Configuring Citrix Virtual Channel Security

With Citrix Virtual Apps and Desktops CR 2109 or LTSR 1912 CU4 or later, the Virtual Channel Allow List must be configured to allow the deviceTRUST virtual channel.

Citrix Virtual Apps and Desktops contains a policy titled Virtual channel allow list which controls the processes which are able to open a virtual channel. When enabled, all processes except the Citrix internal virtual channels must be declared. Additional entries are required for the deviceTRUST Agent to be able to connect to the deviceTRUST Client Extension.

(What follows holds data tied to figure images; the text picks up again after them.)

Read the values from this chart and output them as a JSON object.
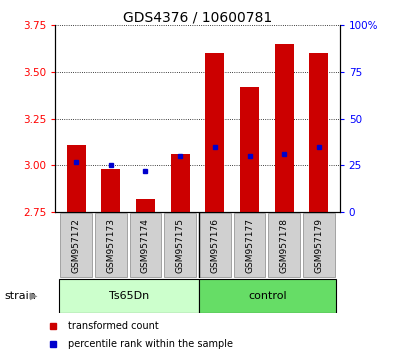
{
  "title": "GDS4376 / 10600781",
  "samples": [
    "GSM957172",
    "GSM957173",
    "GSM957174",
    "GSM957175",
    "GSM957176",
    "GSM957177",
    "GSM957178",
    "GSM957179"
  ],
  "red_bar_tops": [
    3.11,
    2.98,
    2.82,
    3.06,
    3.6,
    3.42,
    3.65,
    3.6
  ],
  "blue_dot_values": [
    3.02,
    3.0,
    2.97,
    3.05,
    3.1,
    3.05,
    3.06,
    3.1
  ],
  "ymin": 2.75,
  "ymax": 3.75,
  "yticks_left": [
    2.75,
    3.0,
    3.25,
    3.5,
    3.75
  ],
  "yticks_right_vals": [
    0,
    25,
    50,
    75,
    100
  ],
  "bar_color": "#cc0000",
  "dot_color": "#0000cc",
  "bar_bottom": 2.75,
  "legend_label_red": "transformed count",
  "legend_label_blue": "percentile rank within the sample",
  "strain_label": "strain",
  "group_label_1": "Ts65Dn",
  "group_label_2": "control",
  "group1_color": "#ccffcc",
  "group2_color": "#66dd66",
  "sample_bg_color": "#d0d0d0",
  "title_fontsize": 10,
  "axis_fontsize": 8,
  "tick_fontsize": 7.5,
  "sample_fontsize": 6.5
}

  • With Citrix Virtual Apps and Desktops CR 2109 or LTSR 1912 CU4 or later, the Virtual channel allow list is enabled by default.
  • With previous releases of Citrix Virtual Apps and Desktops, the Virtual channel allow list is disabled by default.


There are two options to configure the virtual channel allow list for enabling deviceTRUST in a Citrix Virtual Apps and Desktops environment:

The first is the recommended solution, as it complies with Citrix’s idea of virtual channel security. However both approaches are described here.

Both settings need to be set on the VDA level. The required configuration can be found in the Citrix farm policies. The setting’s name is Virtual channel allow list.



Allowing all Citrix virtual channels plus the deviceTRUST virtual channel

We recommend configuring the deviceTRUST virtual channel explicitly. Doing so will comply with Citrix’s concept of securing the virtual channel feature whilst allowing deviceTRUST to establish its connection between the deviceTRUST Agent and Client. Doing so requires the following steps:

  • Explicitly enable the Virtual channel allow list policy setting
  • Add the following deviceTRUST virtual channel and process names to the allow list
    • DEVTRST,C:\Program Files\deviceTRUST\Agent\Bin\dtagent.exe
    • DEVTRST,C:\Program Files\deviceTRUST\Host\Bin\dthost.exe


  • If you use additional virtual channels for other functions, these need to be added explicitly as well.
  • If you are using only deviceTRUST 21.1 or later then you can remove the entry 'DEVTRST,C:\Program Files\deviceTRUST\Host\Bin\dthost.exe'.

Allowing all virtual channels

A fallback option would be to simply allow all virtual channels to be established. This will work from a technical perspective. It will however work around the security measures Citrix introduced with the 2109 release.